Por otra parte, estos ámbitos especializados permiten estar más cerca del paciente y su familia, y poder atender una necesidad de salud que hasta ahora no encontraba espacio en los modelos tradicionales. Muchos pacientes demandan atención con una condición en la cual no puede esperar a las consultas médicas ambulatorias, pero tampoco se encuentran en una situación grave para hospitalizarse. Además de atender medicamente, brindan intervenciones multidisciplinarias y educativas, que en consultorio no son posibles realizar.
La mayor implementación de servicios ambulatorios para este tipo de casos es una tendencia en todo el mundo. En el Reino Unido, por ejemplo, se realizó en 2016 una encuesta cuyos resultados mostraron que solo el 25% de los cardiólogos reportó la existencia de un servicio ambulatorio de insuficiencia cardiaca. Sin embargo, en los años posteriores se produjo un significativo aumento: en 2021 el 65% de los centros encuestados indicaron que esta estrategia estaba disponible para sus pacientes. Este modelo de atención también es usado hace años en países como Estados Unidos y España. En América Latina, Colombia tiene una amplia experiencia.

Los desafíos que plantea la insuficiencia cardíaca y las nuevas tendencias para su abordaje llevaron a que los principales centros especializados del mundo desarrollaran espacios específicos para darle un tratamiento integral y más eficiente. Allí se realizan todo tipo de prácticas programadas, desde infusiones de diuréticos, hierro o levosimendán, hasta procedimientos invasivos, y también brindan atención inmediata en caso de presentar síntomas de agravamiento.
En nuestro país, el ICBA Instituto Cardiovascular inauguró el año pasado el IC Lounge, un espacio exclusivamente diseñado para la atención de pacientes con insuficiencia cardíaca, con un equipo de médicos especialistas y la más alta tecnología. Cuenta con cinco camas monitorizadas, dos sillones y una sala de emergencias equipada para brindar atención inmediata. Además, tiene una sala de intervencionismo que permite realizar biopsias cardíacas y cateterismos cardíacos de manera eficiente.
En esta área, se administran tratamientos como hierro endovenoso y medicamentos para la IC de forma intravenosa. Además, realizamos evaluaciones integrales multidisciplinarias en tan solo un día para pacientes con IC, evaluaciones previas a un trasplante cardíaco o para aquellos con hipertensión pulmonar.

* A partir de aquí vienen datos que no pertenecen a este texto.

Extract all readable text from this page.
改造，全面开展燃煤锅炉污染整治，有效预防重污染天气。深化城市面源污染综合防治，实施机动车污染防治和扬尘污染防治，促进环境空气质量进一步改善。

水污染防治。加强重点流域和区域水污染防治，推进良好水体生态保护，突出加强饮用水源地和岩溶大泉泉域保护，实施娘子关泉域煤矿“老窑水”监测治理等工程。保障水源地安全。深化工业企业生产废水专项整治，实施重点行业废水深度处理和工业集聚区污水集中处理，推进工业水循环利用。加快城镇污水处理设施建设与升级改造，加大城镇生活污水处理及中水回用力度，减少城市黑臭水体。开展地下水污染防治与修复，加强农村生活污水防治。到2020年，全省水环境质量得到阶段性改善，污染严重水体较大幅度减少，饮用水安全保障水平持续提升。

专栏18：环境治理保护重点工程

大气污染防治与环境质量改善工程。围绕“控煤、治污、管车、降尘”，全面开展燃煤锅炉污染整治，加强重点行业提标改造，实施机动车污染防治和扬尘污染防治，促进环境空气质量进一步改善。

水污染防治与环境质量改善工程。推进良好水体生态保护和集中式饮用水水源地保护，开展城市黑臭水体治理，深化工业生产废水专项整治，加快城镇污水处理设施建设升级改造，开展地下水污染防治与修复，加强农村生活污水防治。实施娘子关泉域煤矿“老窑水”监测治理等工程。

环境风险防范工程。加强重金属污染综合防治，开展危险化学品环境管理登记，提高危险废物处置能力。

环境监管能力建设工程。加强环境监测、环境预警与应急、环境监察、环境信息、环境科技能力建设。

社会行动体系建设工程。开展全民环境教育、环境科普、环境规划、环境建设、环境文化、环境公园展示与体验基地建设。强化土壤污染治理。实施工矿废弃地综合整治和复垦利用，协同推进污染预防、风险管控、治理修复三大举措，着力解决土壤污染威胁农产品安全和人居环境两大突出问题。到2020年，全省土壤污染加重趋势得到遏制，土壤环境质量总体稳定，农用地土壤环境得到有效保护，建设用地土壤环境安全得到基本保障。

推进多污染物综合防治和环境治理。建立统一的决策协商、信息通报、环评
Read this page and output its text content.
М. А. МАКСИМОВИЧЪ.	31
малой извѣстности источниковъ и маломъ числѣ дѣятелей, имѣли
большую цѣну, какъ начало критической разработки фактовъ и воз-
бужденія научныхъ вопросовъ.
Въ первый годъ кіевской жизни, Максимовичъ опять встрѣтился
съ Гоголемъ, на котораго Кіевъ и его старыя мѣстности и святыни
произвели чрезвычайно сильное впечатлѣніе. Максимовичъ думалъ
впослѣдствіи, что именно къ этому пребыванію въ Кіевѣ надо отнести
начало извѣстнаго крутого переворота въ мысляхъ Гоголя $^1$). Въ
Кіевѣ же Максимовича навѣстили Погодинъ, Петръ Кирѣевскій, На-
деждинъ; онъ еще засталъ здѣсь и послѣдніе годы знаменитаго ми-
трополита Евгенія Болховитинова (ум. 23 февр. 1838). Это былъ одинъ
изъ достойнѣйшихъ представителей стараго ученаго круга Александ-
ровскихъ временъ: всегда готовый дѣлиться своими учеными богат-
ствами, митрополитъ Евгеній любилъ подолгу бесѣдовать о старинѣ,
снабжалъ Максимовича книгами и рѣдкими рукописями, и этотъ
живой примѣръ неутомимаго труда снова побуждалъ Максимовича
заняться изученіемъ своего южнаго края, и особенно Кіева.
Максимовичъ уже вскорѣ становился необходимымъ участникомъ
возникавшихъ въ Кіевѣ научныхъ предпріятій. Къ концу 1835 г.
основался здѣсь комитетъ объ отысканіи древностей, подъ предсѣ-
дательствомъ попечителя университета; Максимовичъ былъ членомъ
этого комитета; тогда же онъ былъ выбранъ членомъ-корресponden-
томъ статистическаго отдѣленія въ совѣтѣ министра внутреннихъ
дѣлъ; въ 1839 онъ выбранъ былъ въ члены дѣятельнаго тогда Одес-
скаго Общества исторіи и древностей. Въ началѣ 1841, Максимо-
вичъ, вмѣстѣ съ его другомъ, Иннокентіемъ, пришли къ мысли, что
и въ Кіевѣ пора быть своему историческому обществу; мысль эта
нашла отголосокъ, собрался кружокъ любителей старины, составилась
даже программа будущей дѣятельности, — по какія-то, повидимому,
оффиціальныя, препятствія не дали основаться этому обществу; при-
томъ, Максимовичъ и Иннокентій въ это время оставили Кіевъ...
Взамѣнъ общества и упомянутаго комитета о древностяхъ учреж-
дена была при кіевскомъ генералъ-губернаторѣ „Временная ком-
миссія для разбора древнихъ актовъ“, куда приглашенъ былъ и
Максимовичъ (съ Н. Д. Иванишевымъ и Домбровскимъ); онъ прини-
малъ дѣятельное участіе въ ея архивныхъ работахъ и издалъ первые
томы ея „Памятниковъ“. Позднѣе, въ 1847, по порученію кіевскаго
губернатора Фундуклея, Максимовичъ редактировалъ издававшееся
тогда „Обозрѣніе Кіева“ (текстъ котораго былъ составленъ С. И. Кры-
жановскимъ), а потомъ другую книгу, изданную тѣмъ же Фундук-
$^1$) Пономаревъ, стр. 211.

Esto es especialmente beneficioso para pacientes que no residen en la ciudad de Buenos Aires, ya que les permitirá coordinar todos los estudios y evaluaciones médicas necesarias en un solo día.

La clave para la derivación a la atención ambulatoria es el reconocimiento precoz de un paciente que comienza a tener signos de empeoramiento de insuficiencia cardiaca, como pueden ser la falta de aire de esfuerzo, edemas incipientes y aumento de peso. Allí es fundamental actuar rápidamente en la ventana de tiempo que permite evitar que el cuadro progrese y se requiera de una internación.
Puede surgir desde la derivación interna, por médicos que trabajan fuera del hospital que se encuentran en estrecho contacto con el centro o también desde el sistema de telemonitoreo del ICBA en el cual los pacientes cargan diariamente cómo se sienten y los síntomas, y son monitorizados por nuestro equipo.
Es fundamental que los sistemas de atención médica y los profesionales de la salud consideren estas nuevas perspectivas en el manejo de la insuficiencia cardíaca aguda, para optimizar el cuidado de los pacientes, mejorar los resultados y garantizar una atención más eficiente y centrada en el paciente.